Retrouvez nous durant le Festival de La Rochelle 2023
Cette année une partie de l’équipe de Territoires et Cinéma sera présente durant le FEMA – Festival International du Film de La Rochelle. Si vous êtes présent à cette occasion, nous serions très heureux de vous y rencontrer. Pour l’heure, le plus simple est de nous adresser un mél à notre nouvelle adresse : territoires.et.cinema@gmail.com pour nous en informer, et nous reviendrons vers vous afin de vous confirmer un lieu, qui à l’heure actuelle n’est pas encore défini.
Une belle édition du FEMA s’annonce cette année encore : Rétrospectives Bette Davis, Sacha Guitry, hommages à Lars Van Trier, Adilkhan Yerzhanov, Pierre Richard, Kaouther Ben Hania et aux cinéastes tunisiennes et Asta Nielsen pour le cinéma muet, et beaucoup d’autres films encore !
EDITO
Nous avons publié dans notre numéro précédent la présentation du rapport de Bruno Lasserre « CINEMA ET REGULATION – Le cinéma à la recherche de nouveaux équilibres : relancer des outils, repenser la régulation ».  La réflexion sur le cinéma se poursuit, vous trouverez ci-contre la proposition de loi visant à protéger les activités cinématographiques en outre-mer, et en page 2 les recommandations de deux rapports d’information du Sénat : – l’un présenté en Commission des finances par Roger Karoutchi Sénateur des Hauts-de-Seine sur « le financement public du septième art », et l’autre de la Commission de la Culture, de l’éducation et de la communication, sur « la situation de la filière cinématographique en France », présenté par Céline Boulay-Espéronnier, Sonia de La Provôté et Jérémy Bacchi.
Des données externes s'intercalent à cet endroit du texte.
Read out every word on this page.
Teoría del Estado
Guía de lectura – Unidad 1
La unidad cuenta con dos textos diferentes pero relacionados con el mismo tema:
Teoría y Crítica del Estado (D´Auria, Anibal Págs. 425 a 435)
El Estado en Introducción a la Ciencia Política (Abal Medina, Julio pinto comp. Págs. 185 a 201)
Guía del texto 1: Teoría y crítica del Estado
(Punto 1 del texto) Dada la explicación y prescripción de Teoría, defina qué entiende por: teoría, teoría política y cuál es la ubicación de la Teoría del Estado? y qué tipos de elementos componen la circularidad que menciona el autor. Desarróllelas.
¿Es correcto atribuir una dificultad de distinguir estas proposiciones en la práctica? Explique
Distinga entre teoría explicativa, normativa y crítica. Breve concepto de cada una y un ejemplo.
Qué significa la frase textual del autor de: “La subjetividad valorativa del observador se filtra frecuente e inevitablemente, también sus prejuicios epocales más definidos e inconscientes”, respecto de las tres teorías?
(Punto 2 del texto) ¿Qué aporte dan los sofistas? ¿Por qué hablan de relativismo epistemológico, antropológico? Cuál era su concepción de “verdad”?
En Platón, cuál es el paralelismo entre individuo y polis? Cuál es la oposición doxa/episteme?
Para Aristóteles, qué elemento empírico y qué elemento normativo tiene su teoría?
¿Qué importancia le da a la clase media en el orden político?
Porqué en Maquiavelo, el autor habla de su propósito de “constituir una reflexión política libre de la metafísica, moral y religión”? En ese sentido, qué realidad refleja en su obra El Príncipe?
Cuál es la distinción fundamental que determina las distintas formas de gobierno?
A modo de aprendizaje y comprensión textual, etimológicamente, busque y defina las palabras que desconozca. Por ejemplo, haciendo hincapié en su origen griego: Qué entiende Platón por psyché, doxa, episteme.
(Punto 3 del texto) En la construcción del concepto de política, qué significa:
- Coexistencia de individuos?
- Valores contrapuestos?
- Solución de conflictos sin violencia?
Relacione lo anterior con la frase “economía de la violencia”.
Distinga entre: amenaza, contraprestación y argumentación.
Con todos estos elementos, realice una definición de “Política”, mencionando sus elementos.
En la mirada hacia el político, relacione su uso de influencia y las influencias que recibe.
Abondance de bien ne nuit pas nécessairement. Cependant, à la lecture des rapports que nous présentons dans ce numéro, on peut toutefois s’interroger sur une certaine contradiction, car tous s’accordent à reconnaître l’exemplarité du CNC et reconnaissent le rôle essentiel qu’il joue pour la sauvegarde du cinéma en France, ce que tous les chiffres cités confirment. Mais, malgré cela, on aboutit à une série importante de propositions sans que l’on puisse mesurer exactement les conséquences qu’elles peuvent avoir sur l’organisation du cinéma telle que nous les connaissons aujourd’hui…./…
Comme on peut le voir dans les textes, la plupart des propositions apporteraient des changements très importants dans les dispositifs actuels. Pour ne citer qu’un exemple, la recommandation n°2 du rapport présenté par Roger Karoutchi de «Transférer le recouvrement de la taxe sur les entrées en salle de cinéma (TSA) et de la taxe sur les services de télévision due par les éditeurs (TST-E) et par les distributeurs de services de télévision (TST-D) à la direction générale des finances publiques aux fins de diminution des couts de gestion du Centre national du cinéma et de l’image animée et d’harmonisation avec les autres impositions existantes ».
Pourquoi vouloir confier à Bercy la perception des taxes si ce n’est pour que Bercy puisse décider du montant de leur restitution… Attendons de voir les réformes qui sortiront de cet ensemble d’étude.
Lire la suite de notre édito sur notre site
Ce numéro d’En Bref est particulier car il présente pour l’essentiel des interventions d’élus concernant le cinéma, dont celle que nous vous présentons et qui concerne l’Outre-Mer, proposition de loi émanant de la Commission du Sénat de la culture, de l’éducation et de la communication.
Retrouvez ici l’introduction du document « L’essentiel » présentant synthétiquement la proposition de loi « visant à assurer la pérennité des établissements cinématographiques et l’accès au cinéma dans les outre-mer ».
NOUVEAU : cette proposition de loi a été adopté par le Sénat le 15 juin 2023 et transmise à l’Assemblée Nationale le même jour.
Pour suivre le dossier clic ici

« Itinéraire d’un enfant gâté : le financement public du cinéma »
Rapport d’information du Sénateur R. Karoutchi.
Les sept recommandations de ce rapport sur « le financement public du septième art » sont à retrouver sur le site du sénat. Et vous y trouverez aussi la totalité du rapport.
Bilan du C.N.C
Le CNC vient de publier son bilan 2022. Il contient de nombreuses informations essentielles pour la compréhension du cinéma aujourd’hui. Il est complété par un autre document présenté lors de la rencontre Arcom/CNC à Cannes « Etat des lieux de la consommation illégale de contenus audiovisuels en France », qui constate une baisse marquée du piratage qui en 2018 concernait 29% des internautes, c’est-à-dire 15400000 personnes et n’en n’a plus concerné en 2022 que 13%, c’est à dire 7,2 millions d’internautes.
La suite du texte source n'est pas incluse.